Difficile pour beaucoup de groupes des scènes dark de passer ce mois de novembre alors que la frénésie The Cure agite les foules et qu'on rivalise à coup d'éditions plus ou moins collector. Là où en 1985, la folie de la Curemania avait entraîné un revival gothique qui étonnait la première génération, les audiophiles âgés que nous sommes désormais sont un peu gênés que les lumières n'éclairent pas plus les musiques que nous aimons depuis des décennies.
Las, ce n'est pas la faute de Robert.
Mayflower Madame, donc, a sorti lui aussi ce 1er novembre son troisième album. Nous avions déjà chroniqué et aimé leur style. Un rock gothique (oui, on ose le mot), maniéré et racé. C'est-à-dire qu'on fait dans l'ambiance (l'introductif "Ocean of Biterness"), sans chercher un tube tapageur.
Même quand le rythme se fait chaloupé, on est loin d'une emphase à la Kill Shelter, on reste mesuré, héroïque en sonnant plus années 1980 qu'énergique façon darkwave. Affaire de spécialistes ? Non, c'est une sensibilité plus européenne qu'on sent chez eux, moins américaine. Tout au plus noircissent-ils le propos avec un pré-refrain plus grave, juste histoire de faire frémir avant une charge vers le céleste ("A foretold Ecstasy").
Sur "Marionette", la voix joue de variations vibrantes, légères, à peine perceptibles si ce n'est que la basse accompagne de ses pulsations ces accès émotifs. Sur un tel titre, on imagine une reprise par Depeche Mode, pour le plaisir d'un son mieux capté, plus profond. Toutefois, la ligne de guitare, cristalline, jouant des arpèges, serait un étonnant cocktail. On prend alors plaisir à sentir ce que recèle ce titre d'hommage digéré à une façon de faire vivre la musique puisqu'on entend également un clavier The Cure qui pointe par ci par là, joué bellement par Kenneth Eknes.
La recherche de la beauté est un leitmotiv efficace : "Queen of the Underworld" a ce petit riff ultra réussi qui accroche et laisse se dérouler la mélodie sereinement... puisqu'on sait qu'on va revenir à ce hook, après les péripéties nombreuses, les modulations, les nuages amoncelés et le break à la guitare-voix. "Crippled Crow", plus agressif, a du mal à trouver une bonne place. Peut-être aurait-il gagné à être dans la première moitié du disque car il précède "Insight for the Mourning Hours" (on y revient dans quelques lignes).
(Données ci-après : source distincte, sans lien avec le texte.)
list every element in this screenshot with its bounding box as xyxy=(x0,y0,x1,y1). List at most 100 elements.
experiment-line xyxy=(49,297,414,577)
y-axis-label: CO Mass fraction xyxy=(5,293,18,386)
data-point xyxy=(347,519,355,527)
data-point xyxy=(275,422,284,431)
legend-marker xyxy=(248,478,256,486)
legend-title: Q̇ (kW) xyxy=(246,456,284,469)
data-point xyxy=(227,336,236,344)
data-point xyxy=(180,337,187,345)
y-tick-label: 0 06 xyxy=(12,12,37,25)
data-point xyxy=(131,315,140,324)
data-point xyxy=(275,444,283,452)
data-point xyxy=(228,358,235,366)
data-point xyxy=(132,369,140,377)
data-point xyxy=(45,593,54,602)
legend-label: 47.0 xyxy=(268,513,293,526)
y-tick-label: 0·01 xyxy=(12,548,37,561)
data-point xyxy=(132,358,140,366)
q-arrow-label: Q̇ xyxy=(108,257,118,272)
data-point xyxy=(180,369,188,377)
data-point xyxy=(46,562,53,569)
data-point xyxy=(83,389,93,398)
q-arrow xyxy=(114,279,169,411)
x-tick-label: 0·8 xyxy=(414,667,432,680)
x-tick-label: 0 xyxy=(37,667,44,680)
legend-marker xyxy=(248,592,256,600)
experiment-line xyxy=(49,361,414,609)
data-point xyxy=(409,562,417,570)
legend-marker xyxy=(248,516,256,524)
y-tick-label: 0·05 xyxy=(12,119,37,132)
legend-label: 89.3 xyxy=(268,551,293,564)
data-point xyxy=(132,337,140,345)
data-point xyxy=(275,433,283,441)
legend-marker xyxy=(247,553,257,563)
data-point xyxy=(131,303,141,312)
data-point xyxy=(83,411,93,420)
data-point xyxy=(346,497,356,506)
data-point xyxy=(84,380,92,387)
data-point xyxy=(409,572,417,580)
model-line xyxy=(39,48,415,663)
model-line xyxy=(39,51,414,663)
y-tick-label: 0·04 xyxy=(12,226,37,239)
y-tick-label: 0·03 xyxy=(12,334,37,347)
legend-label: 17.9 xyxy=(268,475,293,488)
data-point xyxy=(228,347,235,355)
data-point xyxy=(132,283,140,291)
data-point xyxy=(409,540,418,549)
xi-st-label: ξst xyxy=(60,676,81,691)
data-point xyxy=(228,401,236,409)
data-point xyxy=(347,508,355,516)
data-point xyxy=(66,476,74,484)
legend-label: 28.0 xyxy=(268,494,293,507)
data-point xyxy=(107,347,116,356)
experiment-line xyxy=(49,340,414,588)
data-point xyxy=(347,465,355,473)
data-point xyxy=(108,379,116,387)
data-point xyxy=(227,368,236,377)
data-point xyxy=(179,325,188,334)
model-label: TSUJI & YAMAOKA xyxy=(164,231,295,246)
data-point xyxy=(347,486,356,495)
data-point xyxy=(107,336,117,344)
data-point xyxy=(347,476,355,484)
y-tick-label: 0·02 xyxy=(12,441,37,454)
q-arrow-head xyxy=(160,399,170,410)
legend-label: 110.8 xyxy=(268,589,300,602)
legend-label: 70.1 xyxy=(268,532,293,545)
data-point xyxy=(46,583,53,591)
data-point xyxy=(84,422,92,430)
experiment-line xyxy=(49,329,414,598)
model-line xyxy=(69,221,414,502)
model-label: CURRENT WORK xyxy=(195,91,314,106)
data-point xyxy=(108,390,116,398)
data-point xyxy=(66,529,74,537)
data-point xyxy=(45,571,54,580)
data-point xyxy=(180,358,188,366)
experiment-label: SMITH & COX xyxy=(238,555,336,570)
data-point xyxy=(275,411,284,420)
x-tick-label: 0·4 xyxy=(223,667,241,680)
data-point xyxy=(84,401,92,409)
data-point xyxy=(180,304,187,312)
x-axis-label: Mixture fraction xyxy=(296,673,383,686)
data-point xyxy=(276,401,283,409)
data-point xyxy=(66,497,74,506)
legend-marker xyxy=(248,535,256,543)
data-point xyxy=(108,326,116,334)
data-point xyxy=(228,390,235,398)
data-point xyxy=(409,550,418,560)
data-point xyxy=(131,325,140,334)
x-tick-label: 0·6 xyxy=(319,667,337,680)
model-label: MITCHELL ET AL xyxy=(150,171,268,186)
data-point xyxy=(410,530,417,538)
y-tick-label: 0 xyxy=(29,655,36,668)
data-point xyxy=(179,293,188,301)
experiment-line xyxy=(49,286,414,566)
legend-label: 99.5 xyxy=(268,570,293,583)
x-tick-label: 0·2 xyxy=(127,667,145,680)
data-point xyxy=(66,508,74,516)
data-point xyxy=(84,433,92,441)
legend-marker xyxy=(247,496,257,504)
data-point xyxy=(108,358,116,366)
"Never sever" fonctionne moins bien, la voix peinant à trouver un ton juste, restant dans sa déclamation sans que la musique n'offre de coup de force. Une autre paire de morceaux sont dans l'ambiance, sans les éclairs orageux d'un Fields Of The Nephilim : c'est le cas de "Tightrope Walker" et en partie de "Paint it all in Blue". Toutefois, le joli final avec les nappes au clavier de "Paint it all in Blue" me fait vite aimer cette pièce qui se métamorphose en ode automnale à la And Also The Trees (sans même le recours à la guitare-mandoline !).
"Insight for the Mourning Hours" est le titre de fin, une chouette composition de plus de cinq minutes, lorgnant vers la mélancolie, se réservant des passages contemplatifs, jouant davantage de l'éloignement du chanteur avec le micro, faisant ainsi des écarts, puis revenant plus près, le piano dans le mix se calant sur une réserve équivalente, nécessitant une concentration pour en profiter totalement.
Ce disque cathartique et marqué par la perte affirme donc une personnalité, des techniques de jeu et une symbiose permettant un rendu presque live dans l'intention de jam qui se dégage ; il manque cependant un tri plus abouti des parties et une audace de mixage pour faire sonner les idées et leurs variations : le choix de Maurizio Baggio à la console semble étonnant, lui qui sait capter des groupes plus électroniques (Boy Harsher, The Soft Moon).